Courses and training in applied statistics are available through many colleges and universities at the graduate and undergraduate levels. They may be offered as part of an applied statistics certificate program or as components of a bachelor's or master's degree program in various disciplines, including engineering, economics, mathematics and political science. Because applied statistics plays such an integral role in so many fields, graduates of such programs may find work in a variety of settings.
Here are a few common concepts in applied statistics courses:
- Investigating a hypothesis
- Data configuration
- Using computers for mathematical calculations
- Practicing the scientific method
- Using graphs
List of Common Courses
Quantitative Analysis Course
In an introductory quantitative analysis course, students learn about graphical analysis, hypothesis testing, confidence intervals and regression analysis. These principles and techniques are widely applicable to inquiries in the social sciences. Students also learn how to collect, manage and analyze data with computer software and finalize and present their statistical results.

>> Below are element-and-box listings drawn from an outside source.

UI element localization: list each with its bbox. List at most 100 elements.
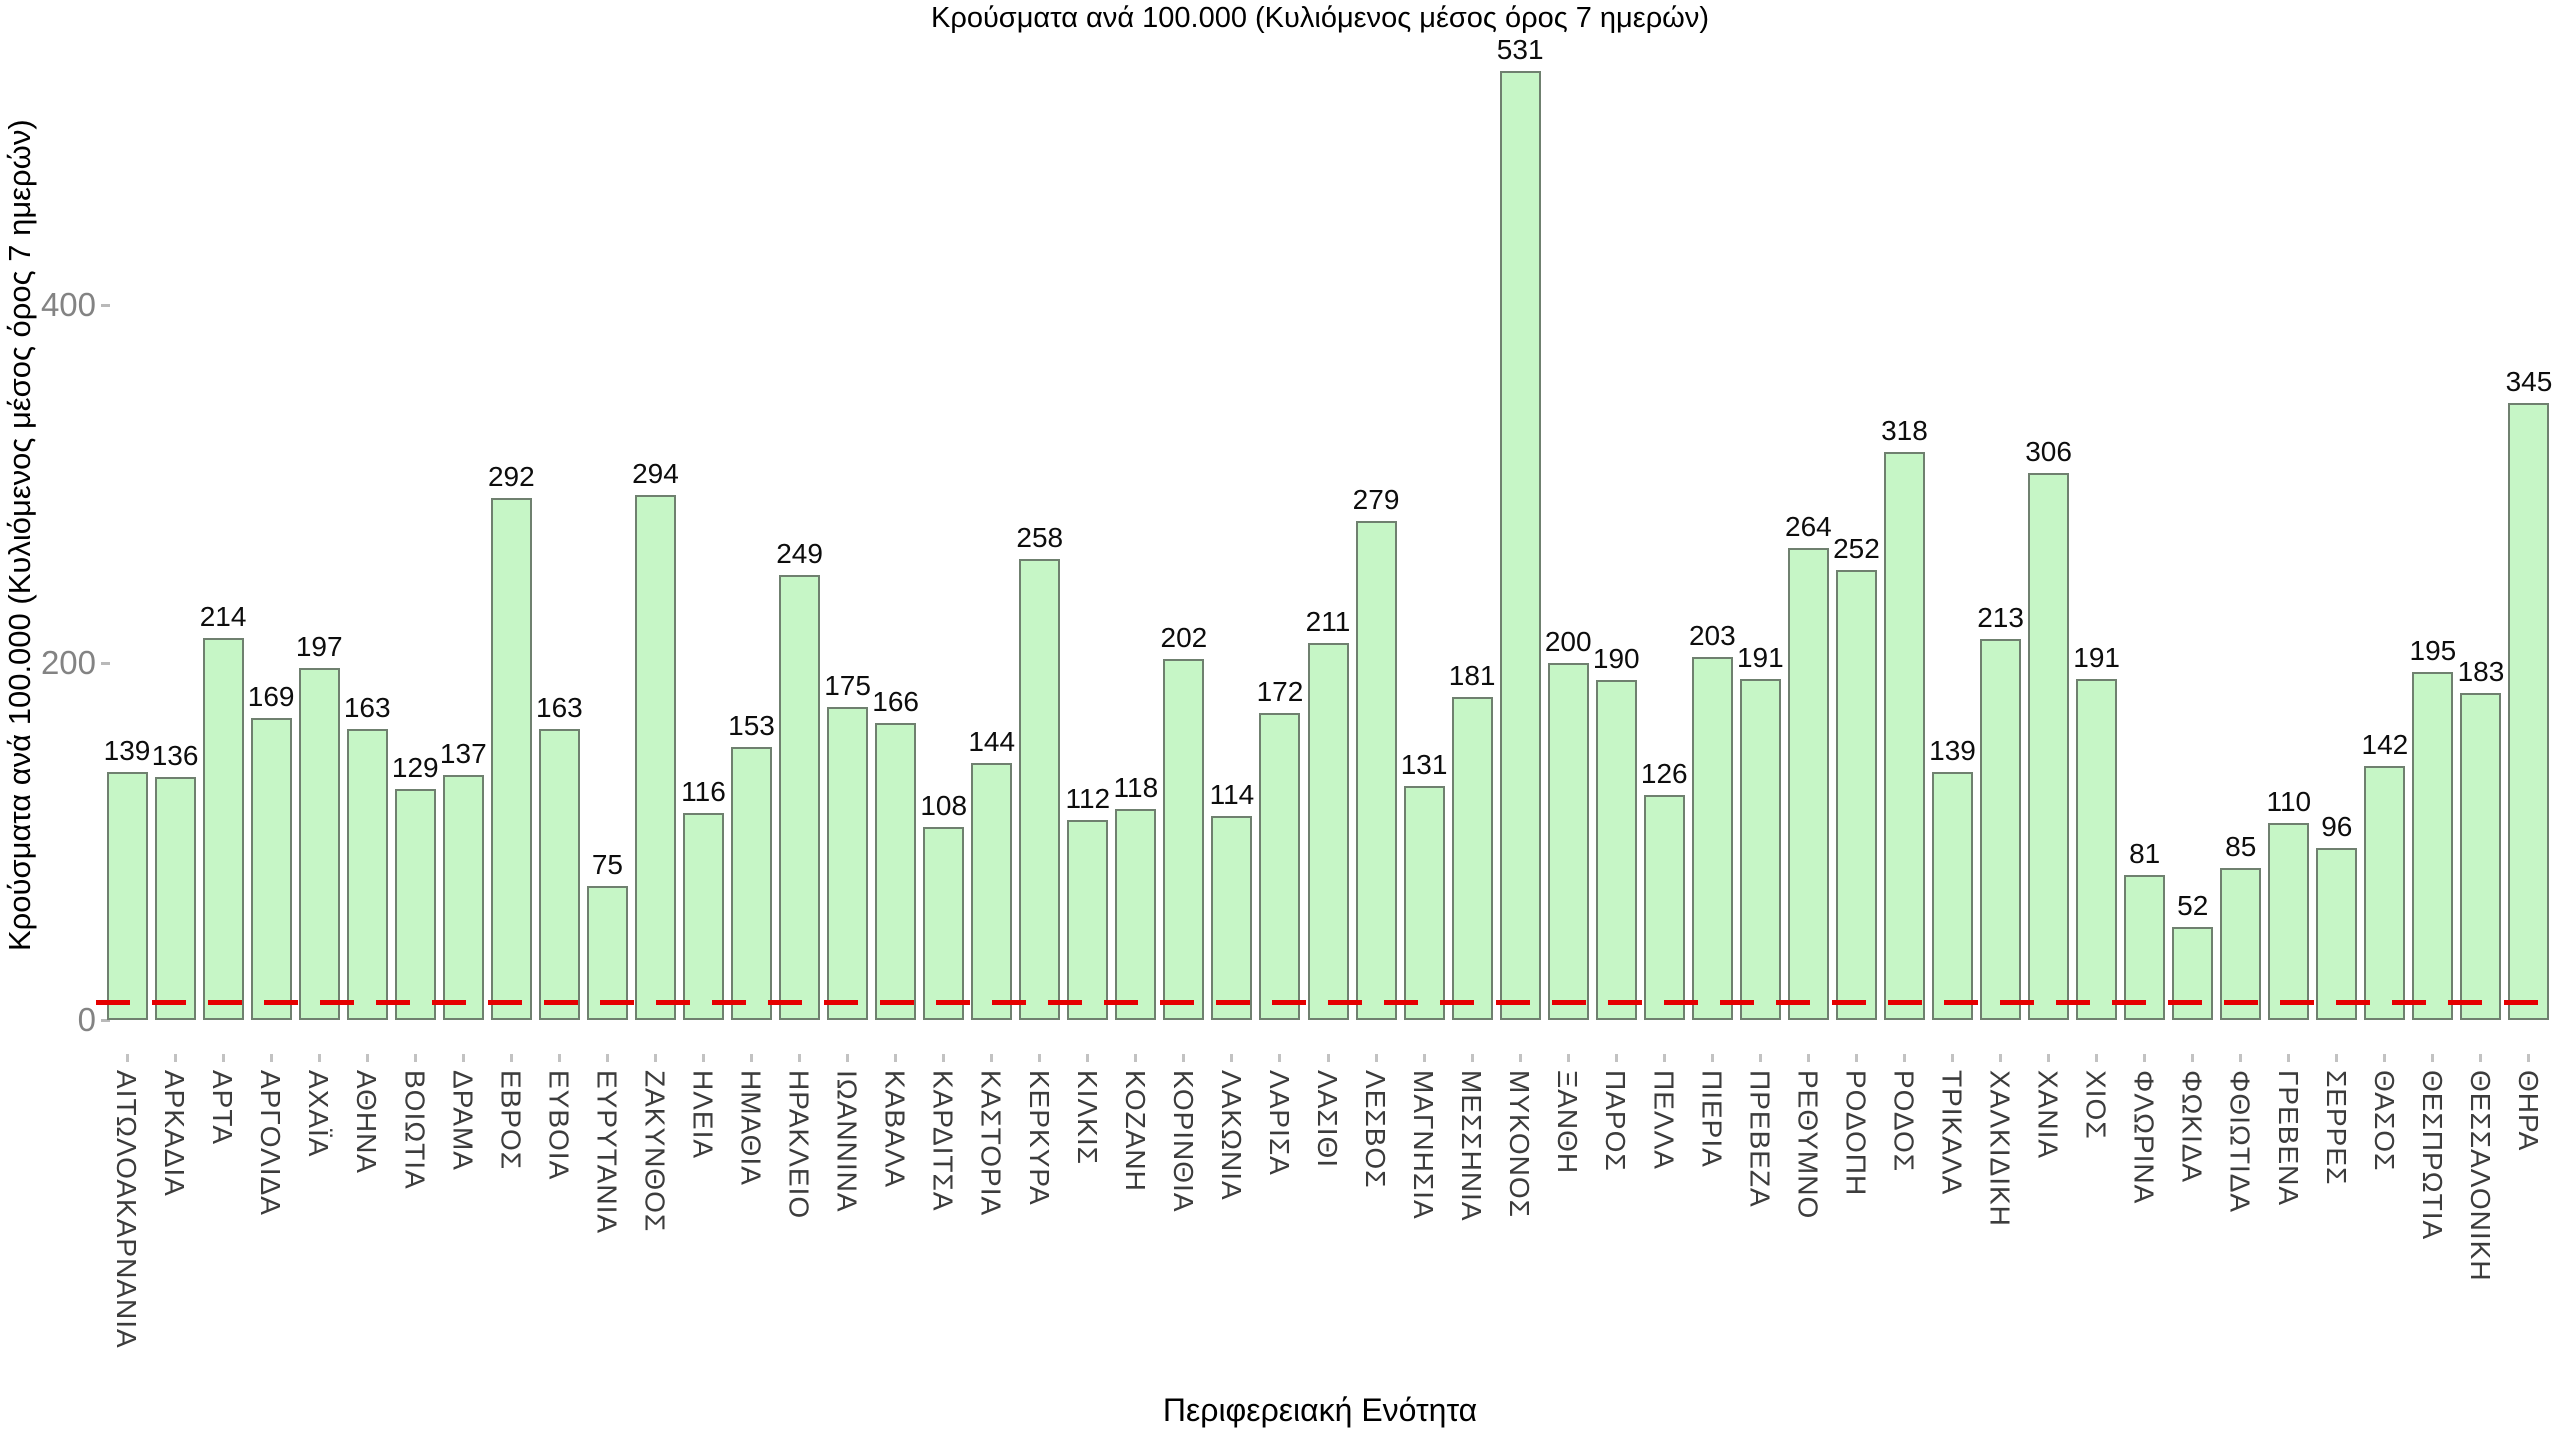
- bar-value-label: 114: [1209, 779, 1255, 811]
- bar: [2076, 678, 2118, 1020]
- bar-value-label: 214: [199, 600, 247, 632]
- bar: [971, 762, 1013, 1020]
- x-tick-label: ΑΡΓΟΛΙΔΑ: [255, 1070, 287, 1216]
- x-tick-mark: [1902, 1054, 1906, 1062]
- bar-value-label: 345: [2505, 366, 2553, 398]
- x-tick-label: ΡΟΔΟΠΗ: [1840, 1070, 1872, 1197]
- bar-value-label: 81: [2129, 838, 2161, 870]
- x-tick-label: ΘΑΣΟΣ: [2368, 1070, 2400, 1172]
- bar-value-label: 183: [2457, 655, 2505, 687]
- y-tick-label: 400: [40, 286, 96, 324]
- bar-value-label: 139: [103, 734, 151, 766]
- x-tick-mark: [1614, 1054, 1618, 1062]
- x-tick-label: ΕΥΒΟΙΑ: [543, 1070, 575, 1181]
- bar: [2172, 927, 2214, 1020]
- bar-value-label: 136: [151, 739, 199, 771]
- x-tick-mark: [2287, 1054, 2291, 1062]
- x-tick-mark: [1710, 1054, 1714, 1062]
- bar: [1595, 680, 1637, 1020]
- x-tick-label: ΦΩΚΙΔΑ: [2176, 1070, 2208, 1184]
- x-tick-label: ΦΛΩΡΙΝΑ: [2128, 1070, 2160, 1205]
- bar: [1547, 662, 1589, 1020]
- x-tick-mark: [798, 1054, 802, 1062]
- x-tick-mark: [1566, 1054, 1570, 1062]
- bar-value-label: 129: [391, 752, 439, 784]
- bar: [634, 494, 676, 1020]
- x-tick-mark: [1470, 1054, 1474, 1062]
- bar-value-label: 169: [247, 680, 295, 712]
- x-tick-label: ΚΙΛΚΙΣ: [1071, 1070, 1103, 1165]
- y-tick-mark: [101, 1019, 110, 1022]
- bar-value-label: 249: [776, 538, 823, 570]
- x-tick-label: ΡΟΔΟΣ: [1888, 1070, 1920, 1173]
- bar: [2364, 766, 2406, 1020]
- bar: [1835, 569, 1877, 1020]
- x-tick-mark: [990, 1054, 994, 1062]
- bar: [2460, 692, 2502, 1020]
- bar-value-label: 292: [487, 461, 535, 493]
- x-tick-label: ΗΡΑΚΛΕΙΟ: [783, 1070, 815, 1220]
- bar: [2508, 403, 2550, 1020]
- x-tick-label: ΞΑΝΘΗ: [1552, 1070, 1584, 1175]
- x-tick-mark: [317, 1054, 321, 1062]
- bar: [490, 498, 532, 1020]
- bar: [1691, 657, 1733, 1020]
- x-tick-label: ΕΥΡΥΤΑΝΙΑ: [591, 1070, 623, 1235]
- x-tick-label: ΜΥΚΟΝΟΣ: [1504, 1070, 1536, 1218]
- x-tick-mark: [1422, 1054, 1426, 1062]
- x-tick-mark: [125, 1054, 129, 1062]
- bar: [1643, 794, 1685, 1020]
- x-tick-mark: [2431, 1054, 2435, 1062]
- x-tick-label: ΠΕΛΛΑ: [1648, 1070, 1680, 1170]
- x-tick-label: ΜΑΓΝΗΣΙΑ: [1408, 1070, 1440, 1220]
- x-tick-mark: [1086, 1054, 1090, 1062]
- bar-value-label: 190: [1592, 643, 1640, 675]
- x-axis-title: Περιφερειακή Ενότητα: [1162, 1392, 1478, 1428]
- bar: [1980, 639, 2022, 1020]
- y-tick-label: 0: [77, 1001, 96, 1038]
- x-tick-mark: [1806, 1054, 1810, 1062]
- x-tick-label: ΠΑΡΟΣ: [1600, 1070, 1632, 1172]
- bar-value-label: 279: [1352, 484, 1400, 516]
- bar: [682, 812, 724, 1020]
- y-tick-mark: [101, 661, 110, 665]
- bar: [2412, 671, 2454, 1020]
- x-tick-mark: [2527, 1054, 2531, 1062]
- bar: [2124, 875, 2166, 1020]
- bar: [1211, 816, 1253, 1020]
- bar: [827, 707, 869, 1020]
- bar: [1307, 642, 1349, 1020]
- x-tick-label: ΚΑΣΤΟΡΙΑ: [975, 1070, 1007, 1217]
- x-tick-mark: [2191, 1054, 2195, 1062]
- bar-value-label: 306: [2025, 436, 2072, 468]
- bar-value-label: 258: [1016, 521, 1064, 553]
- bar: [346, 728, 388, 1020]
- x-tick-label: ΣΕΡΡΕΣ: [2320, 1070, 2352, 1186]
- x-tick-label: ΘΕΣΠΡΩΤΙΑ: [2416, 1070, 2448, 1241]
- x-tick-mark: [1999, 1054, 2003, 1062]
- bar-value-label: 195: [2409, 634, 2457, 666]
- x-tick-label: ΗΜΑΘΙΑ: [735, 1070, 767, 1186]
- bar-value-label: 200: [1544, 625, 1592, 657]
- bar-value-label: 163: [343, 691, 391, 723]
- x-tick-mark: [413, 1054, 417, 1062]
- x-tick-mark: [173, 1054, 177, 1062]
- x-tick-mark: [1038, 1054, 1042, 1062]
- x-tick-mark: [2383, 1054, 2387, 1062]
- bar-value-label: 175: [824, 670, 871, 702]
- x-tick-mark: [2047, 1054, 2051, 1062]
- bar: [586, 885, 628, 1020]
- x-tick-mark: [1854, 1054, 1858, 1062]
- x-tick-label: ΚΟΡΙΝΘΙΑ: [1167, 1070, 1199, 1213]
- x-tick-mark: [2095, 1054, 2099, 1062]
- bar-value-label: 203: [1688, 620, 1736, 652]
- x-tick-mark: [269, 1054, 273, 1062]
- x-tick-label: ΛΑΚΩΝΙΑ: [1215, 1070, 1247, 1201]
- x-tick-mark: [1182, 1054, 1186, 1062]
- bar-value-label: 163: [536, 691, 583, 723]
- x-tick-mark: [557, 1054, 561, 1062]
- bar: [2268, 823, 2310, 1020]
- x-tick-label: ΙΩΑΝΝΙΝΑ: [831, 1070, 863, 1213]
- x-tick-mark: [1134, 1054, 1138, 1062]
- x-tick-label: ΧΑΛΚΙΔΙΚΗ: [1984, 1070, 2016, 1227]
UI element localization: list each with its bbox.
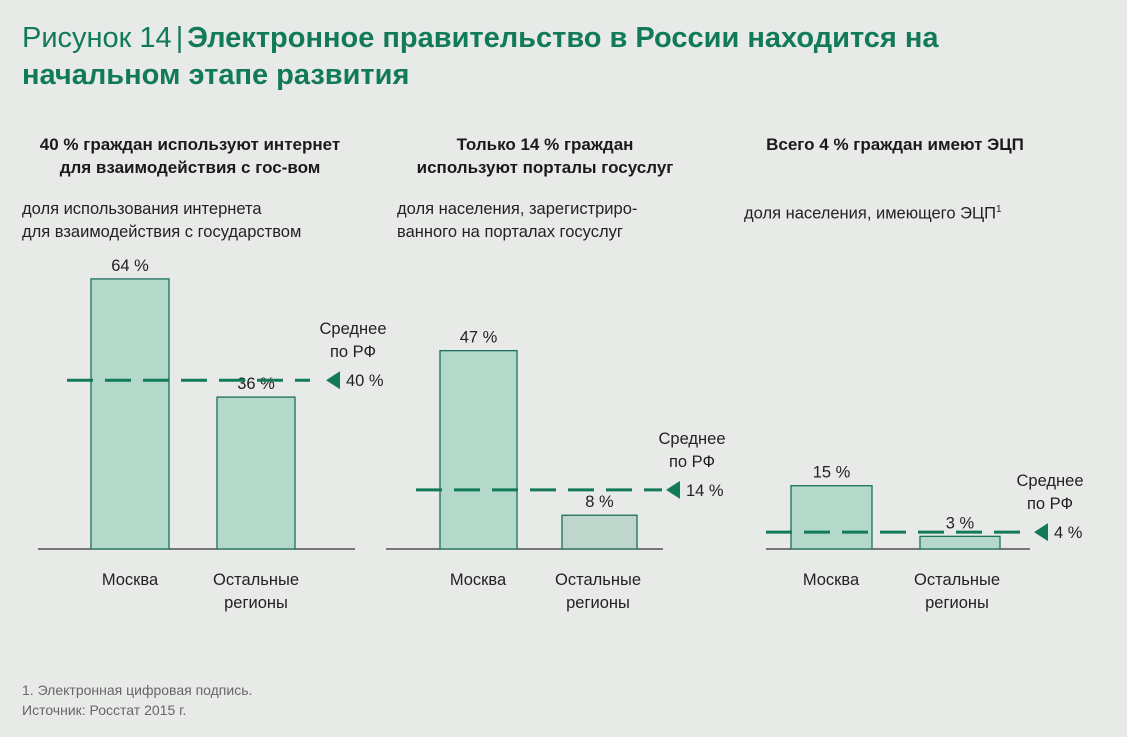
chart-1-category-label-2-line1: Остальные <box>213 571 299 589</box>
chart-1-bar-1-value-label: 64 % <box>111 257 149 275</box>
footnote-marker: 1 <box>996 204 1002 215</box>
footnote: 1. Электронная цифровая подпись. Источни… <box>22 680 252 720</box>
chart-2-average-label-line1: Среднее <box>659 430 726 448</box>
chart-3-bar-2 <box>919 535 1001 550</box>
chart-1-bar-2 <box>216 396 296 550</box>
chart-2-average-arrow-icon <box>666 480 680 499</box>
chart-3-bar-1-value-label: 15 % <box>813 464 851 482</box>
chart-2-category-label-2-line1: Остальные <box>555 571 641 589</box>
chart-1-category-label-1: Москва <box>102 571 159 589</box>
panel-1-heading: 40 % граждан используют интернет для вза… <box>10 133 370 179</box>
panel-3-heading: Всего 4 % граждан имеют ЭЦП <box>730 133 1060 156</box>
panel-1-heading-line1: 40 % граждан используют интернет <box>39 135 341 154</box>
panel-3-subtitle-line1: доля населения, имеющего ЭЦП <box>744 204 997 223</box>
chart-1-average-label-line2: по РФ <box>330 343 376 361</box>
chart-3-average-value-label: 4 % <box>1054 524 1083 542</box>
figure-title: Рисунок 14 | Электронное правительство в Р… <box>22 20 1102 94</box>
chart-2-bar-1 <box>439 350 518 550</box>
chart-2-category-label-1: Москва <box>450 571 507 589</box>
chart-3-category-label-2-line1: Остальные <box>914 571 1000 589</box>
panel-2-heading: Только 14 % граждан используют порталы г… <box>380 133 710 179</box>
footnote-esig: 1. Электронная цифровая подпись. <box>22 682 253 698</box>
chart-3-category-label-1: Москва <box>803 571 860 589</box>
chart-3-bar-2-value-label: 3 % <box>946 514 975 532</box>
chart-2-bar-2-value-label: 8 % <box>585 493 614 511</box>
panel-3-heading-line1: Всего 4 % граждан имеют ЭЦП <box>766 135 1024 154</box>
title-separator: | <box>175 22 184 54</box>
chart-3-average-label-line1: Среднее <box>1017 472 1084 490</box>
chart-1-category-label-2-line2: регионы <box>224 594 288 612</box>
chart-1-average-value-label: 40 % <box>346 372 384 390</box>
figure-number: Рисунок 14 <box>22 22 172 54</box>
chart-2-category-label-2-line2: регионы <box>566 594 630 612</box>
panel-1-subtitle-line1: доля использования интернета <box>22 200 262 218</box>
panel-2-subtitle: доля населения, зарегистриро- ванного на… <box>397 198 707 244</box>
chart-3-average-arrow-icon <box>1034 523 1048 542</box>
chart-1-bar-2-value-label: 36 % <box>237 375 275 393</box>
chart-2-average-value-label: 14 % <box>686 482 724 500</box>
panel-1-heading-line2: для взаимодействия с гос-вом <box>59 158 321 177</box>
footnote-source: Источник: Росстат 2015 г. <box>22 702 187 718</box>
panel-2-heading-line2: используют порталы госуслуг <box>416 158 674 177</box>
chart-1-average-label-line1: Среднее <box>320 320 387 338</box>
panel-2-heading-line1: Только 14 % граждан <box>456 135 634 154</box>
chart-3-average-label-line2: по РФ <box>1027 495 1073 513</box>
panel-1-subtitle-line2: для взаимодействия с государством <box>22 223 302 241</box>
panel-2-subtitle-line1: доля населения, зарегистриро- <box>397 200 638 218</box>
chart-1-bar-1 <box>90 278 170 550</box>
panel-1-subtitle: доля использования интернета для взаимод… <box>22 198 372 244</box>
chart-3-category-label-2-line2: регионы <box>925 594 989 612</box>
chart-2-bar-1-value-label: 47 % <box>460 329 498 347</box>
chart-2-average-label-line2: по РФ <box>669 453 715 471</box>
panel-2-subtitle-line2: ванного на порталах госуслуг <box>397 223 623 241</box>
chart-2-bar-2 <box>561 514 638 550</box>
chart-1-average-arrow-icon <box>326 371 340 390</box>
panel-3-subtitle: доля населения, имеющего ЭЦП1 <box>744 198 1084 226</box>
chart-3-bar-1 <box>790 485 873 550</box>
figure-title-text: Электронное правительство в России наход… <box>22 22 939 91</box>
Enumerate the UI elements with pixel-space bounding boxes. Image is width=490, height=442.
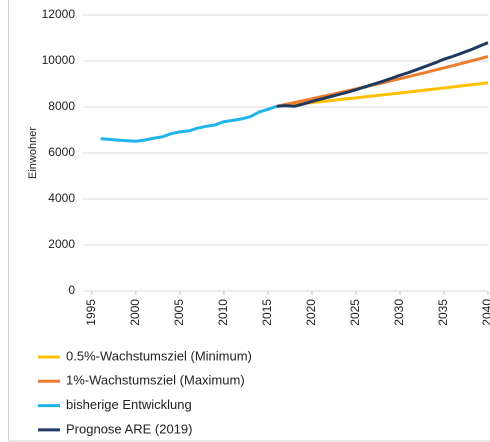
x-tick-label: 2030 — [392, 299, 406, 326]
y-tick-label: 10000 — [42, 53, 76, 67]
y-tick-label: 6000 — [48, 145, 75, 159]
legend-label: 0.5%-Wachstumsziel (Minimum) — [66, 348, 252, 363]
x-tick-label: 2005 — [172, 299, 186, 326]
x-tick-label: 2035 — [436, 299, 450, 326]
y-tick-label: 2000 — [48, 237, 75, 251]
y-tick-label: 0 — [68, 283, 75, 297]
series-line — [276, 41, 489, 108]
y-tick-label: 4000 — [48, 191, 75, 205]
y-tick-label: 12000 — [42, 7, 76, 21]
frame — [8, 0, 490, 442]
x-tick-label: 2020 — [304, 299, 318, 326]
y-axis-label: Einwohner — [27, 127, 39, 179]
legend-label: 1%-Wachstumsziel (Maximum) — [66, 373, 245, 388]
series-line — [100, 104, 278, 143]
x-tick-label: 2025 — [348, 299, 362, 326]
x-tick-label: 2015 — [260, 299, 274, 326]
legend-label: bisherige Entwicklung — [66, 397, 192, 412]
x-tick-label: 2010 — [216, 299, 230, 326]
x-tick-label: 2000 — [128, 299, 142, 326]
x-tick-label: 1995 — [84, 299, 98, 326]
legend-label: Prognose ARE (2019) — [66, 421, 192, 436]
y-tick-label: 8000 — [48, 99, 75, 113]
x-tick-label: 2040 — [480, 299, 490, 326]
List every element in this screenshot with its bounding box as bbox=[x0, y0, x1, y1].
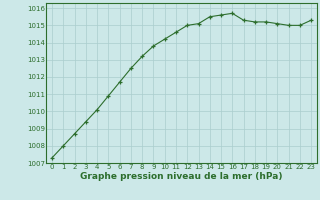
X-axis label: Graphe pression niveau de la mer (hPa): Graphe pression niveau de la mer (hPa) bbox=[80, 172, 283, 181]
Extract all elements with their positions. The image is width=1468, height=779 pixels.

Applied Statistics and Probability Course
This introductory course on probability and statistics introduces discrete and continuous random variables, regression, hypothesis testing and other fundamental elements of statistical analysis. With an understanding of these techniques, students can effectively interpret data presented in papers, studies or other research materials. The course covers also techniques for creating and interpreting graphs using statistical software or specialized graphing calculators.
Experimental Design Course
Students learn how to design and analyze experiments to study data related to research projects in their area of study. Topics covered include sample sizes, residual analysis, checking assumptions and transformations. Students practice using industry-standard statistics software to analyze data.
Statistics and Computational Methods Course
In a computer statistics course, students learn about the structure and use of computer languages that are used to interpret and graph statistical data. Courses cover matrices, resampling strategies and linear and nonlinear modeling methods. Specialized algorithms such as the Monte Carlo simulation may also be discussed.